Storm Trident DPRC不稳定?

qq_39052701 2018-09-23 02:13:51
自己改写了一个trident drpc的例子,就是推文包含#FIFA的统计,包含三个类,各类说明和源码如下:
1.FakeTweetSpout ,用于产生(推文,国家)的batch tuples。为了观察输出结果,在其emitBatch方法里只允许发送batchId为1的仅1个批次的tuples(63行)。

package L08bigdata.storm.trident.drpc;

import java.util.ArrayList;
import java.util.HashMap;
import java.util.List;
import java.util.Map;
import java.util.Random;

import org.apache.storm.task.TopologyContext;
import org.apache.storm.trident.operation.TridentCollector;
import org.apache.storm.trident.spout.IBatchSpout;
import org.apache.storm.tuple.Fields;
import org.apache.storm.tuple.Values;

public class FakeTweetSpout implements IBatchSpout{


private static final long serialVersionUID = 10L;
private int batchSize;
private HashMap<Long, List<List<Object>>> batchesMap = new HashMap<Long, List<List<Object>>>();
public FakeTweetSpout(int batchSize) {
this.batchSize = batchSize;
}

private static final Map<Integer, String> TWEET_MAP = new HashMap<Integer, String>();
static {
TWEET_MAP.put(0, "#FIFA worldcup");
TWEET_MAP.put(1, "#FIFA worldcup");
TWEET_MAP.put(2, "#FIFA worldcup");
TWEET_MAP.put(3, "#FIFA worldcup");
TWEET_MAP.put(4, "#Movie top 10");
}

private static final Map<Integer, String> COUNTRY_MAP = new HashMap<Integer, String>();
static {
COUNTRY_MAP.put(0, "United State");
COUNTRY_MAP.put(1, "Japan");
COUNTRY_MAP.put(2, "India");
COUNTRY_MAP.put(3, "China");
COUNTRY_MAP.put(4, "Brazil");
}

private List<Object> recordGenerator() {
final Random rand = new Random();
int randomNumber = rand.nextInt(5);
int randomNumber2 = rand.nextInt(5);
System.out.println(TWEET_MAP.get(randomNumber)+" "+COUNTRY_MAP.get(randomNumber2));

return new Values(TWEET_MAP.get(randomNumber),COUNTRY_MAP.get(randomNumber2));
}

public void ack(long batchId) {
this.batchesMap.remove(batchId);

}

public void close() {
// TODO Auto-generated method stub

}

public void emitBatch(long batchId, TridentCollector collector) {
if(batchId!=1) //此时就发送一个batch,对比rpc的execute函数执行情况。
return;
List<List<Object>> batches = this.batchesMap.get(batchId);
if(batches == null) {
batches = new ArrayList<List<Object>>();;
for (int i=0;i < this.batchSize;i++) {
batches.add(this.recordGenerator());
}
this.batchesMap.put(batchId, batches);
}
for(List<Object> list : batches){
collector.emit(list);
}

}

public Map getComponentConfiguration() {
// TODO Auto-generated method stub
return null;
}

public Fields getOutputFields() {
return new Fields("text","Country");
}

public void open(Map arg0, TopologyContext arg1) {
// TODO Auto-generated method stub

}

}

2.TridentUtility,封装FakeTweetSpout所用的function、filter。

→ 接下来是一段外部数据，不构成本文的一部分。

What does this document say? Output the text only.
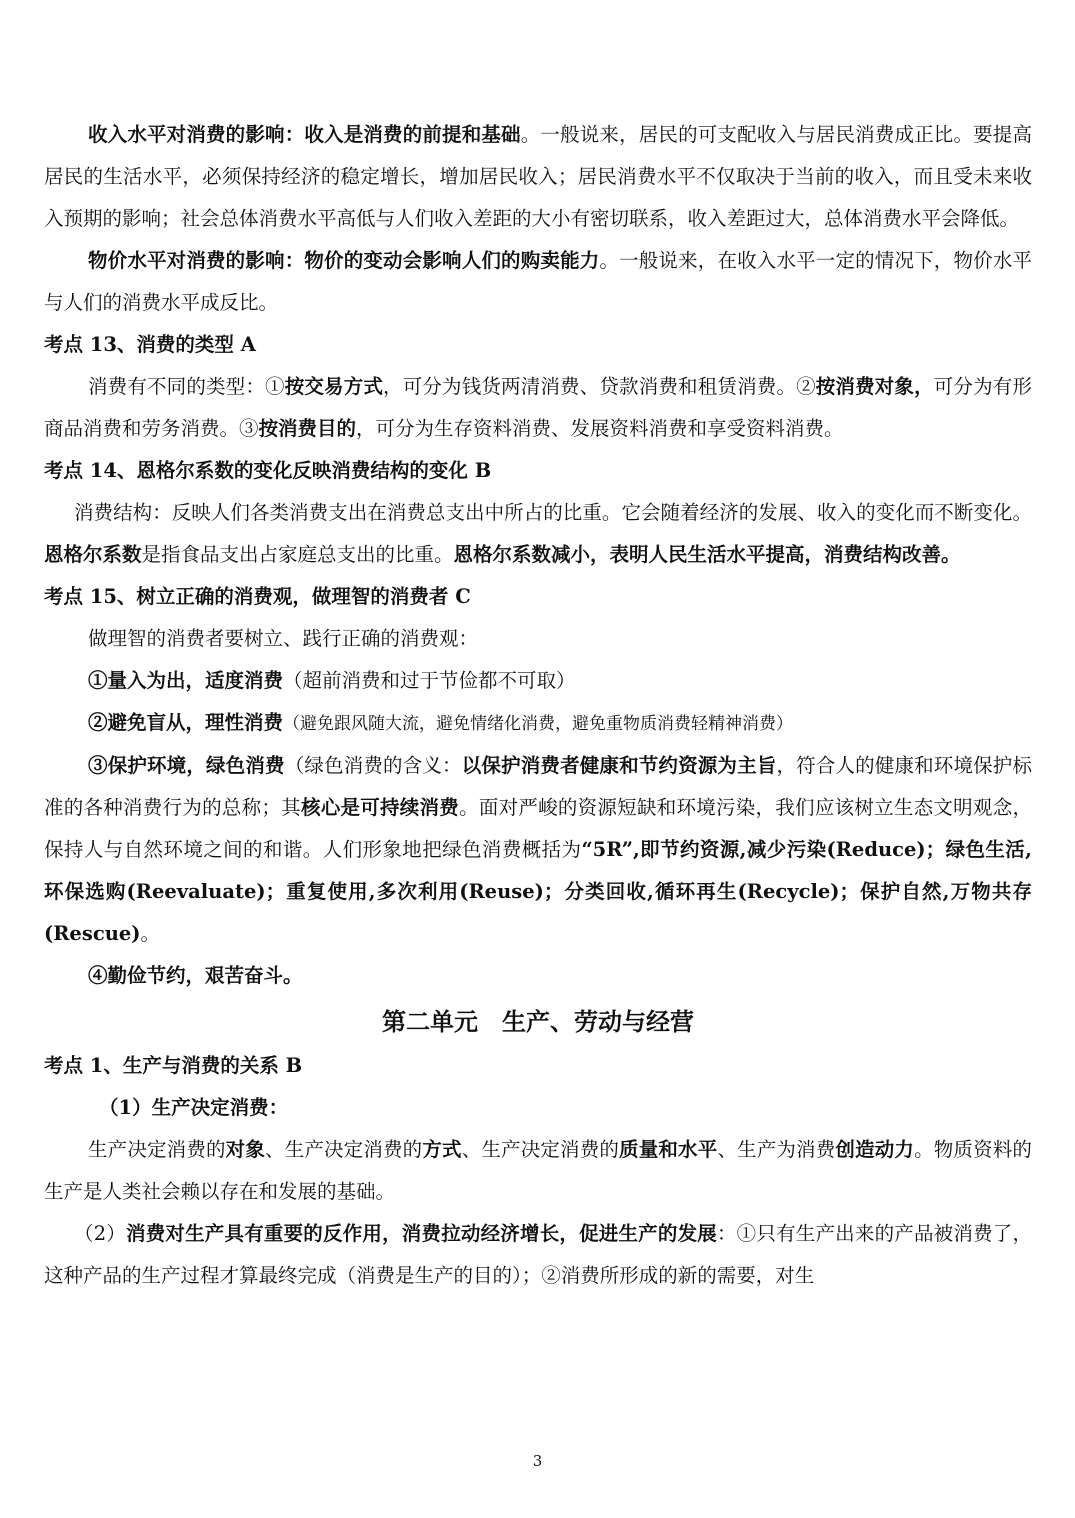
收入水平对消费的影响：收入是消费的前提和基础。一般说来，居民的可支配收入与居民消费成正比。要提高居民的生活水平，必须保持经济的稳定增长，增加居民收入；居民消费水平不仅取决于当前的收入，而且受未来收入预期的影响；社会总体消费水平高低与人们收入差距的大小有密切联系，收入差距过大，总体消费水平会降低。

物价水平对消费的影响：物价的变动会影响人们的购卖能力。一般说来，在收入水平一定的情况下，物价水平与人们的消费水平成反比。

考点 13、消费的类型 A

消费有不同的类型：①按交易方式，可分为钱货两清消费、贷款消费和租赁消费。②按消费对象，可分为有形商品消费和劳务消费。③按消费目的，可分为生存资料消费、发展资料消费和享受资料消费。

考点 14、恩格尔系数的变化反映消费结构的变化 B

消费结构：反映人们各类消费支出在消费总支出中所占的比重。它会随着经济的发展、收入的变化而不断变化。恩格尔系数是指食品支出占家庭总支出的比重。恩格尔系数减小，表明人民生活水平提高，消费结构改善。

考点 15、树立正确的消费观，做理智的消费者 C

做理智的消费者要树立、践行正确的消费观：

①量入为出，适度消费（超前消费和过于节俭都不可取）

②避免盲从，理性消费（避免跟风随大流，避免情绪化消费，避免重物质消费轻精神消费）

③保护环境，绿色消费（绿色消费的含义：以保护消费者健康和节约资源为主旨，符合人的健康和环境保护标准的各种消费行为的总称；其核心是可持续消费。面对严峻的资源短缺和环境污染，我们应该树立生态文明观念，保持人与自然环境之间的和谐。人们形象地把绿色消费概括为“5R”,即节约资源,减少污染(Reduce)；绿色生活,环保选购(Reevaluate)；重复使用,多次利用(Reuse)；分类回收,循环再生(Recycle)；保护自然,万物共存(Rescue)。

④勤俭节约，艰苦奋斗。

第二单元　生产、劳动与经营

考点 1、生产与消费的关系 B

（1）生产决定消费：

生产决定消费的对象、生产决定消费的方式、生产决定消费的质量和水平、生产为消费创造动力。物质资料的生产是人类社会赖以存在和发展的基础。

（2）消费对生产具有重要的反作用，消费拉动经济增长，促进生产的发展：①只有生产出来的产品被消费了，这种产品的生产过程才算最终完成（消费是生产的目的）；②消费所形成的新的需要，对生

3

package L08bigdata.storm.trident.drpc;

import org.apache.storm.trident.operation.BaseFilter;
import org.apache.storm.trident.operation.BaseFunction;
import org.apache.storm.trident.operation.TridentCollector;
import org.apache.storm.trident.tuple.TridentTuple;
import org.apache.storm.tuple.Values;

public class TridentUtility {
/**
* Get the comma separated value as input, split the field by comma, and
* then emits multiple tuple as output.
*
*/
public static class Split extends BaseFunction {

private static final long serialVersionUID = 2L;

public void execute(TridentTuple tuple, TridentCollector collector) {
String countries = tuple.getString(0);
//System.out.println(countries);
for (String word : countries.split(",")) {
//System.out.println("word -"+word);
collector.emit(new Values(word));
}
}
}

/**
* This class extends BaseFilter and contain isKeep method which emits only
* those tuple which has #FIFA in text field.
*/
public static class TweetFilter extends BaseFilter {

private static final long serialVersionUID = 1L;

public boolean isKeep(TridentTuple tuple) {
if (tuple.getString(0).contains("#FIFA")) {
return true;
} else {
return false;
}
}

}

/**
* This class extends BaseFilter and contain isKeep method which will print
* the input tuple.
*
*/
public static class Print extends BaseFilter {

private static final long serialVersionUID = 1L;

public boolean isKeep(TridentTuple tuple) {
//System.out.println(tuple);
return true;
}

}
}

3.DistributedRPC ,生成包含两个spout的topology,提交,然后启动100次针对Japan的查询。为了查看完整的远程调用结果,代码的最后一句each(new Fields("aa"),new FilterNull())在此处给注释了。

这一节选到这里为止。